10. Уве и дом, который он построил
Через неделю после того, как ему исполнилось восемнадцать, совершеннолетний Уве сдал на права, позвонил по объявлению и пешком отмахал двадцать пять километров, чтобы купить свой первый собственный «сааб». Синего цвета. Он продал старый отцов девяносто второй и взял модель поновее. Девяносто третью. Сама машина была новее разве что номинально: потрепанный ветеран. Но Уве считал, что нельзя называть себя настоящим мужиком, пока не купишь свою первую тачку. Поэтому и взял развалюху.

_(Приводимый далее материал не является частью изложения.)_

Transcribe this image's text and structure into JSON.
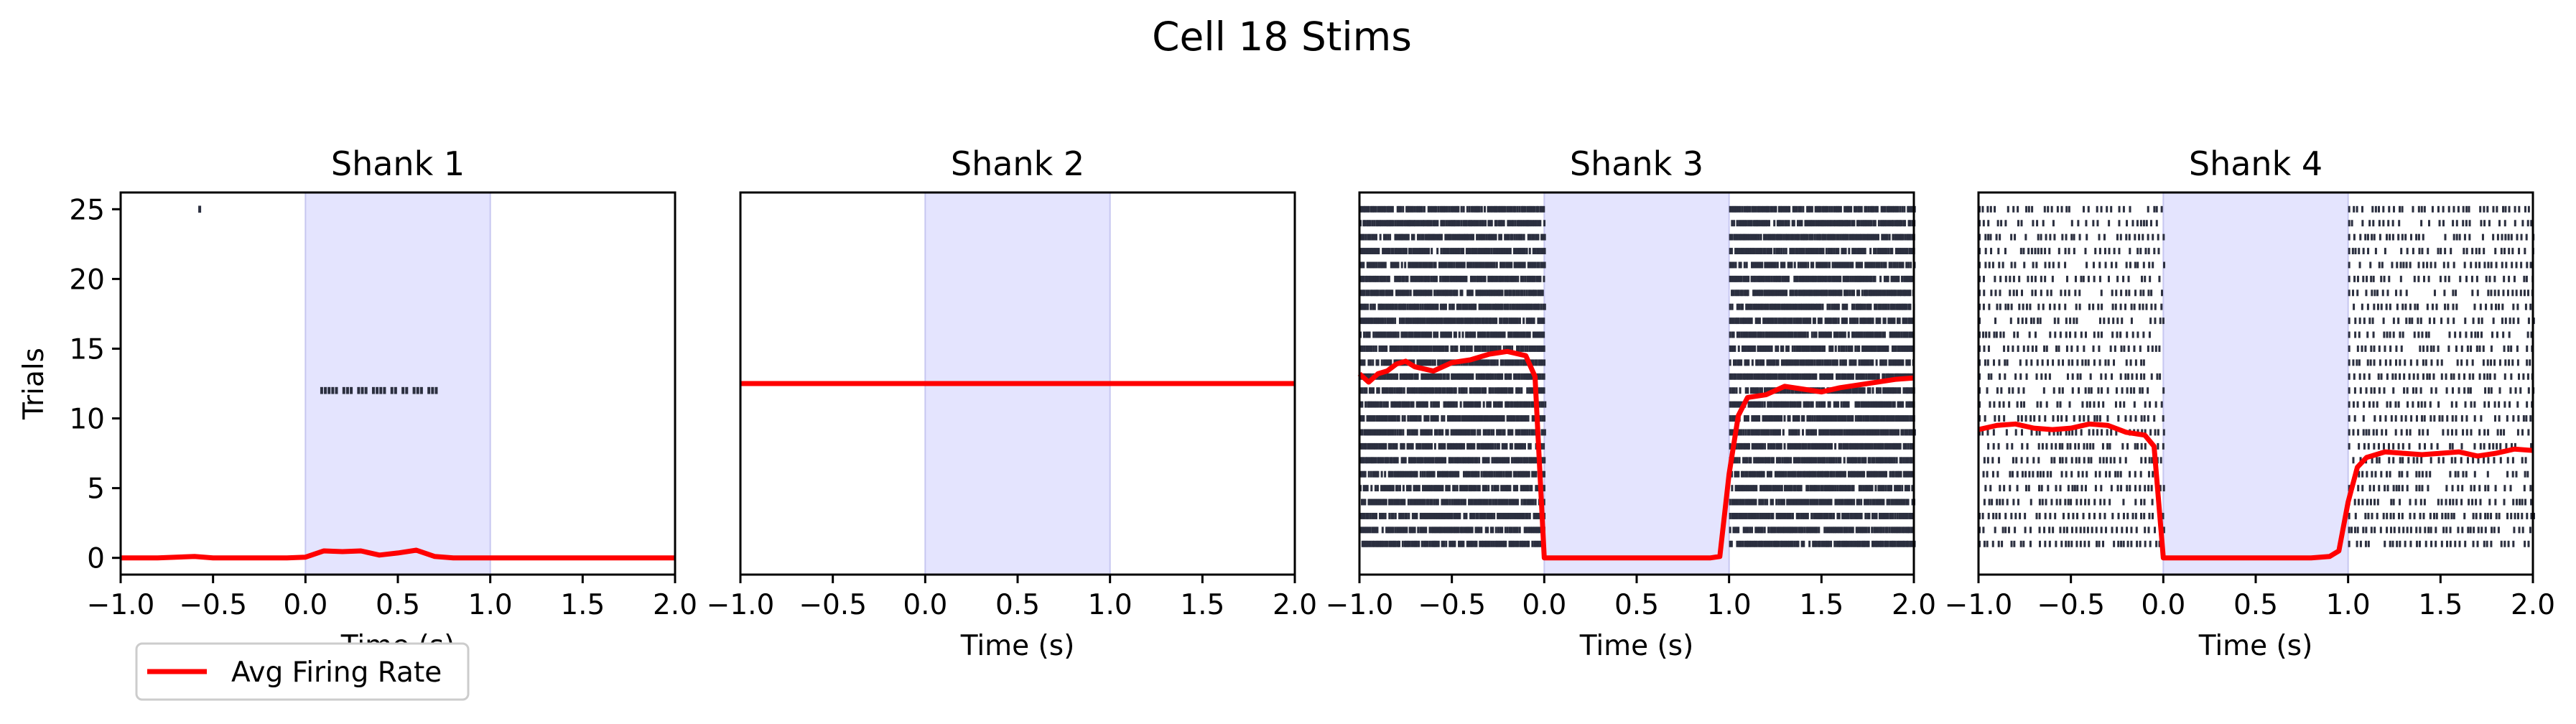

В ту пору в стране происходили большие перемены. Люди срывались с насиженных мест, уезжали на заработки, обзаводились телевизорами, а пресса вовсю трубила о нарождении «среднего класса». Что это такое, Уве понимал не до конца, зато знал твердо — сам он к этом классу не принадлежит. Средний класс принялся строить новые микрорайоны с квадратными домами и выбритыми под ноль газонами, и вскоре родительский дом Уве вдруг встал на пути этого прогресса. А для среднего класса, как видно, хуже нет, когда кто-то стоит на пути его прогресса.

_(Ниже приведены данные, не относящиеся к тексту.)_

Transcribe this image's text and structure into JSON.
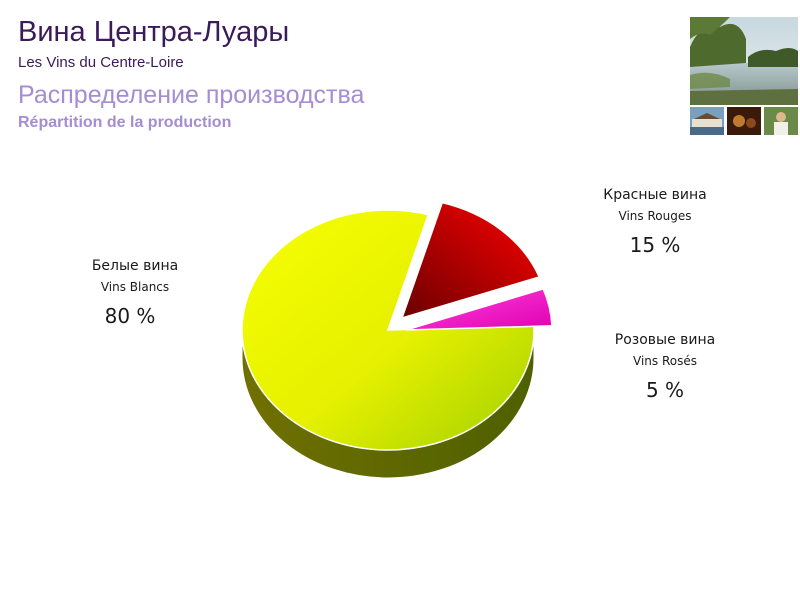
{
  "header": {
    "title_ru": "Вина Центра-Луары",
    "title_fr": "Les Vins du Centre-Loire",
    "subtitle_ru": "Распределение производства",
    "subtitle_fr": "Répartition de la production"
  },
  "chart_data": {
    "type": "pie",
    "slices": [
      {
        "label_ru": "Белые вина",
        "label_fr": "Vins Blancs",
        "value": 80,
        "value_text": "80 %",
        "color": "#e6f000"
      },
      {
        "label_ru": "Красные вина",
        "label_fr": "Vins Rouges",
        "value": 15,
        "value_text": "15 %",
        "color": "#d40000"
      },
      {
        "label_ru": "Розовые вина",
        "label_fr": "Vins Rosés",
        "value": 5,
        "value_text": "5 %",
        "color": "#ff00cc"
      }
    ],
    "three_d": true,
    "legend": "none"
  },
  "colors": {
    "title": "#3b1a5a",
    "subtitle": "#a58cd3"
  }
}
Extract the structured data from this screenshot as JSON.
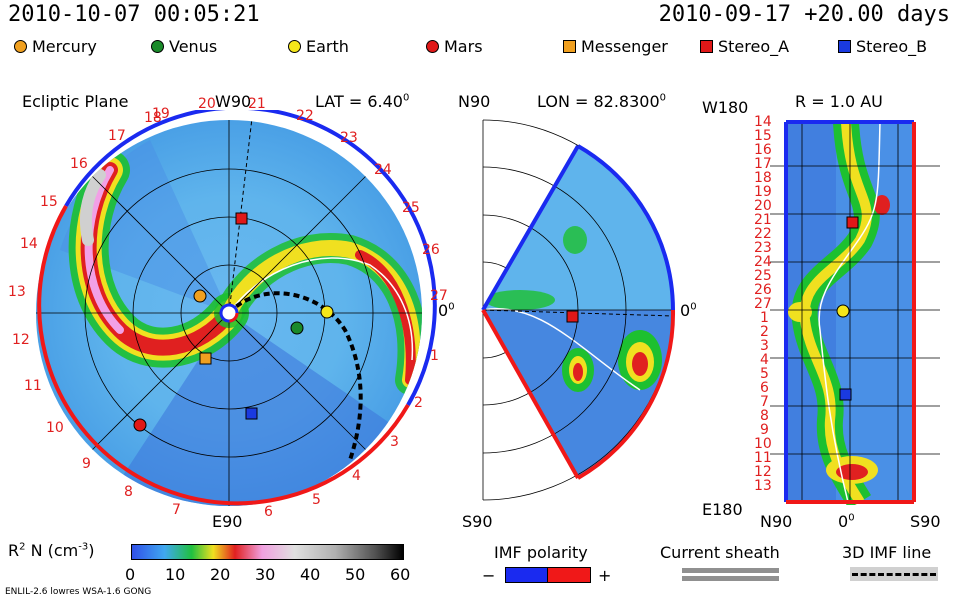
{
  "header": {
    "datetime": "2010-10-07 00:05:21",
    "reference": "2010-09-17 +20.00 days"
  },
  "legend": {
    "items": [
      {
        "label": "Mercury",
        "shape": "circle",
        "color": "#f0a020"
      },
      {
        "label": "Venus",
        "shape": "circle",
        "color": "#1a8a2a"
      },
      {
        "label": "Earth",
        "shape": "circle",
        "color": "#f5e61a"
      },
      {
        "label": "Mars",
        "shape": "circle",
        "color": "#e01818"
      },
      {
        "label": "Messenger",
        "shape": "square",
        "color": "#f0a020"
      },
      {
        "label": "Stereo_A",
        "shape": "square",
        "color": "#e01818"
      },
      {
        "label": "Stereo_B",
        "shape": "square",
        "color": "#1a3ae0"
      }
    ]
  },
  "panels": {
    "ecliptic": {
      "title": "Ecliptic Plane",
      "north_label": "W90",
      "south_label": "E90",
      "lat_label": "LAT = 6.40",
      "lat_unit": "0",
      "zero_label": "0",
      "zero_unit": "0",
      "carrington_ticks": [
        "19",
        "20",
        "21",
        "22",
        "23",
        "24",
        "25",
        "26",
        "27",
        "1",
        "2",
        "3",
        "4",
        "5",
        "6",
        "7",
        "8",
        "9",
        "10",
        "11",
        "12",
        "13",
        "14",
        "15",
        "16",
        "17",
        "18"
      ]
    },
    "meridional": {
      "north_label": "N90",
      "south_label": "S90",
      "lon_label": "LON = 82.8300",
      "lon_unit": "0",
      "zero_label": "0",
      "zero_unit": "0"
    },
    "radial": {
      "top_left_label": "W180",
      "bottom_left_label": "E180",
      "r_label": "R = 1.0 AU",
      "bottom_labels": [
        "N90",
        "0",
        "S90"
      ],
      "zero_unit": "0",
      "rotation_ticks": [
        "14",
        "15",
        "16",
        "17",
        "18",
        "19",
        "20",
        "21",
        "22",
        "23",
        "24",
        "25",
        "26",
        "27",
        "1",
        "2",
        "3",
        "4",
        "5",
        "6",
        "7",
        "8",
        "9",
        "10",
        "11",
        "12",
        "13"
      ]
    }
  },
  "colorbar": {
    "label": "R",
    "label_sup": "2",
    "label_rest": " N (cm",
    "label_exp": "-3",
    "label_close": ")",
    "ticks": [
      "0",
      "10",
      "20",
      "30",
      "40",
      "50",
      "60"
    ],
    "min": 0,
    "max": 60
  },
  "imf_legend": {
    "title": "IMF polarity",
    "minus": "−",
    "plus": "+",
    "negative_color": "#1a2af0",
    "positive_color": "#f01818"
  },
  "sheath_legend": {
    "title": "Current sheath"
  },
  "imf3d_legend": {
    "title": "3D IMF line"
  },
  "footer": {
    "model": "ENLIL-2.6 lowres WSA-1.6 GONG"
  },
  "colors": {
    "accent_red": "#e02020",
    "background_plasma": "#4fb0ea"
  }
}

Уве получил несколько официальных уведомлений насчет «пересмотра административных границ муниципалитета». Вникнуть в смысл этих уведомлений было мудрено: Уве понял только, что его домишко не особо вписывается в ансамбль новопостроенных особняков, выросших на его улице. Чиновники писали ему, что муниципалитет намерен выкупить его участок. Сломать старый дом и построить что-нибудь эдакое.
Уве не особо понимал, что за черт дернул его отказаться. Может, не понравился надменный тон письма. Может, домик был последней семейной реликвией.
Как бы то ни было, тем вечером он просто въехал на первой собственной машине в садик перед домом. И несколько часов кряду смотрел на дом, сидя на водительском сиденье. Выглядел дом крайне запущенно. С машинами отец был на «ты», а с жилищем управлялся неважно. Уве, впрочем, ненамного лучше. В последнее время жил он только на кухне да в соседней комнатушке, верхний же этаж мало-помалу превратился в мышиный пансионат. Уве рассматривал дом так пристально, словно надеялся, что, наберись он немного терпения, и тот отремонтируется сам собой. Дом стоял аккурат на границе двух муниципалитетов, то бишь на ничейной полосе, которую чиновники и перетягивали между собой. И оставался последним напоминанием о деревеньке, притулившейся некогда на лесной опушке, а ныне вымершей, — подпирал своим покосившимся боком ослепительное великолепие коттеджного поселка, который заселили со своими семействами солидные господа в галстуках.
Костью в горле торчал у господ этот парень, одиноко ютившийся на отшибе в своей кривой избенке. Детям строжайше воспрещалось играть по соседству с домом Уве. Куда охотней господа предпочли бы соседство себе подобных, это Уве мог понять. И в принципе особых возражений не имел: их право. Но ведь это не он переехал на их улицу. А скорее наоборот.
И вот сердце его, преисполнившись какого-то диковинного, мятежного упрямства, впервые застучало чуть ретивее положенного, и Уве решил ни за какие коврижки не продавать дом муниципалитету. А поступить наперекор. Отремонтировать дом.
Как ремонтируют дома, Уве не имел ни малейшего понятия. Спроси его тогда, он едва ли отличил бы ватерпас от кастрюли с картошкой. Но смекнув, что при теперешней ночной работе у него освободились дневные часы, Уве отправился устраиваться на ближайшую стройку. Где, как не там, осваивать строительное ремесло, рассудил Уве, а спать — много ли мне надо? На стройку требуются только разнорабочие, сообщил ему прораб. Уве согласился.